In the catty backrooms of broadcast news, the perception of having lost is as bad as actually losing. Case in point: Earlier this month, the Washington Post filed Sawyer in the “losers” slot in its TV column, asking, “What’s left for Di?” Even Sawyer’s allies concede she got nothing out of the deal. “She got Allen Grubman, that’s what she got,” says one friend.

But does Diane Sawyer think Diane Sawyer lost? “No,” she says. “They were complicated choices. But I know I made the right one for me. And I truly think this is all best for the network too.”

If she has given up on the idea of the anchor chair, she has taken this opportunity to explore her options. A few ideas have been floated by ABC News, including the chance to run PJ Productions, the documentary unit founded by Peter Jennings.

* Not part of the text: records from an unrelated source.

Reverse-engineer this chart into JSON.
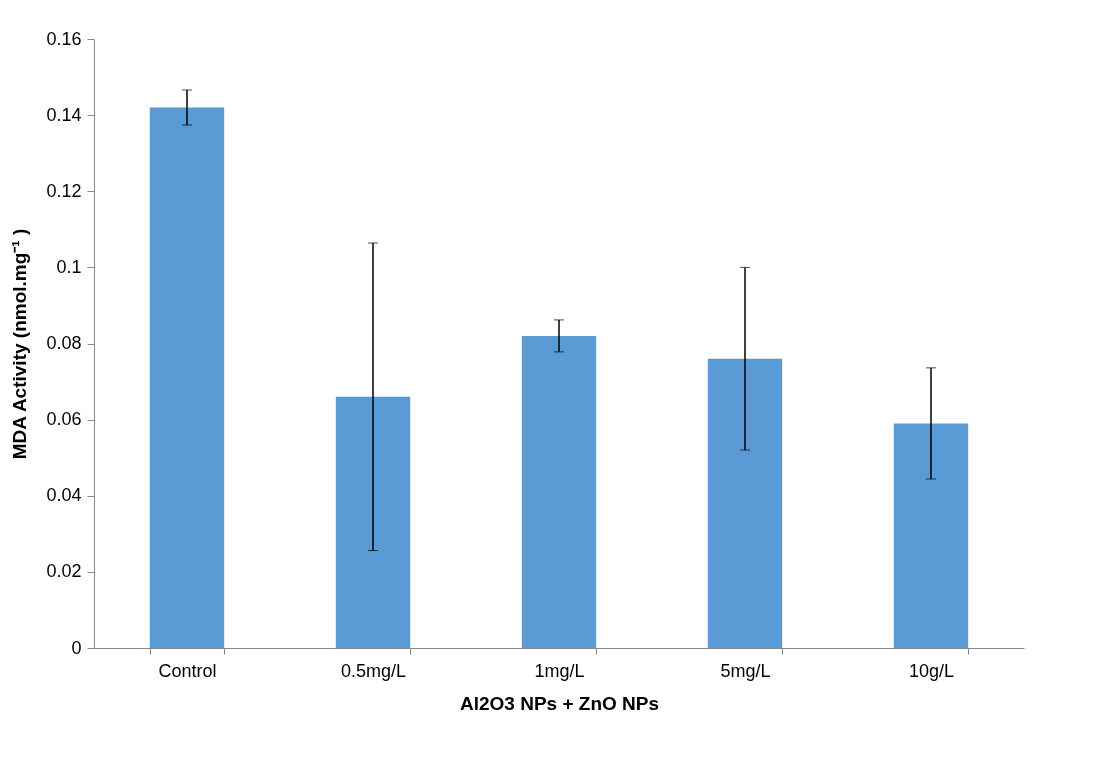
{
  "chart_data": {
    "type": "bar",
    "xlabel": "Al2O3 NPs + ZnO NPs",
    "ylabel": "MDA Activity (nmol.mg⁻¹ )",
    "categories": [
      "Control",
      "0.5mg/L",
      "1mg/L",
      "5mg/L",
      "10g/L"
    ],
    "values": [
      0.142,
      0.066,
      0.082,
      0.076,
      0.059
    ],
    "errors": [
      0.0046,
      0.0404,
      0.0042,
      0.024,
      0.0146
    ],
    "color": "#5b9bd5",
    "ylim": [
      0,
      0.16
    ],
    "yticks": [
      0,
      0.02,
      0.04,
      0.06,
      0.08,
      0.1,
      0.12,
      0.14,
      0.16
    ],
    "grid": false
  }
}
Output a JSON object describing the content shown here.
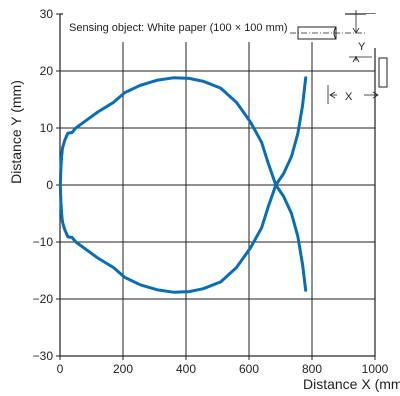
{
  "chart_data": {
    "type": "line",
    "xlabel": "Distance X (mm)",
    "ylabel": "Distance Y (mm)",
    "xlim": [
      0,
      1000
    ],
    "ylim": [
      -30,
      30
    ],
    "x_ticks": [
      0,
      200,
      400,
      600,
      800,
      1000
    ],
    "y_ticks": [
      -30,
      -20,
      -10,
      0,
      10,
      20,
      30
    ],
    "grid": true,
    "annotation": "Sensing object: White paper (100 × 100 mm)",
    "diagram_labels": {
      "y": "Y",
      "x": "X"
    },
    "colors": {
      "series": "#0a6eb4",
      "grid": "#231f20"
    },
    "series": [
      {
        "points": [
          [
            780,
            -18.5
          ],
          [
            770,
            -14
          ],
          [
            755,
            -9
          ],
          [
            735,
            -5
          ],
          [
            710,
            -2
          ],
          [
            685,
            0
          ],
          [
            660,
            4
          ],
          [
            640,
            7.5
          ],
          [
            605,
            11
          ],
          [
            560,
            14.5
          ],
          [
            510,
            17
          ],
          [
            455,
            18.2
          ],
          [
            410,
            18.7
          ],
          [
            360,
            18.8
          ],
          [
            310,
            18.4
          ],
          [
            255,
            17.5
          ],
          [
            205,
            16.2
          ],
          [
            170,
            14.5
          ],
          [
            120,
            12.8
          ],
          [
            75,
            11
          ],
          [
            50,
            10
          ],
          [
            38,
            9.2
          ],
          [
            25,
            9.1
          ],
          [
            15,
            7.8
          ],
          [
            8,
            6.5
          ],
          [
            5,
            5
          ],
          [
            3,
            3
          ],
          [
            1,
            0
          ],
          [
            3,
            -3
          ],
          [
            5,
            -5
          ],
          [
            8,
            -6.5
          ],
          [
            15,
            -7.8
          ],
          [
            25,
            -9.1
          ],
          [
            38,
            -9.2
          ],
          [
            50,
            -10
          ],
          [
            75,
            -11
          ],
          [
            120,
            -12.8
          ],
          [
            170,
            -14.5
          ],
          [
            205,
            -16.2
          ],
          [
            255,
            -17.5
          ],
          [
            310,
            -18.4
          ],
          [
            360,
            -18.8
          ],
          [
            410,
            -18.7
          ],
          [
            455,
            -18.2
          ],
          [
            510,
            -17
          ],
          [
            560,
            -14.5
          ],
          [
            605,
            -11
          ],
          [
            640,
            -7.5
          ],
          [
            660,
            -4
          ],
          [
            685,
            0
          ],
          [
            710,
            2
          ],
          [
            735,
            5
          ],
          [
            755,
            9
          ],
          [
            770,
            14
          ],
          [
            780,
            18.8
          ]
        ]
      }
    ]
  }
}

Meanwhile, there’s GMA, on the ropes again. The show’s executive producer, Ben Sherwood, resigned earlier this month, and there is neither a male anchor nor a weatherman. Sawyer has agreed to stay on GMA through 2007, prompting speculation that she may depart soon after. Asked if Sawyer will be at GMA this time next year, Westin hedges his bets: “Do I expect Diane to retire off of GMA at ABC News?” he asks. “No. At some point, we’ll decide it’s time for her to do something else after GMA.”

For now, Sawyer says she’s dedicated to first reviving GMA with her co-anchor, Robin Roberts. “I want to make sure GMA is great,” she says. “Robin and I together.”

Asked what her own future holds beyond that, Sawyer laughs. “I’m taking all suggestions,” she says.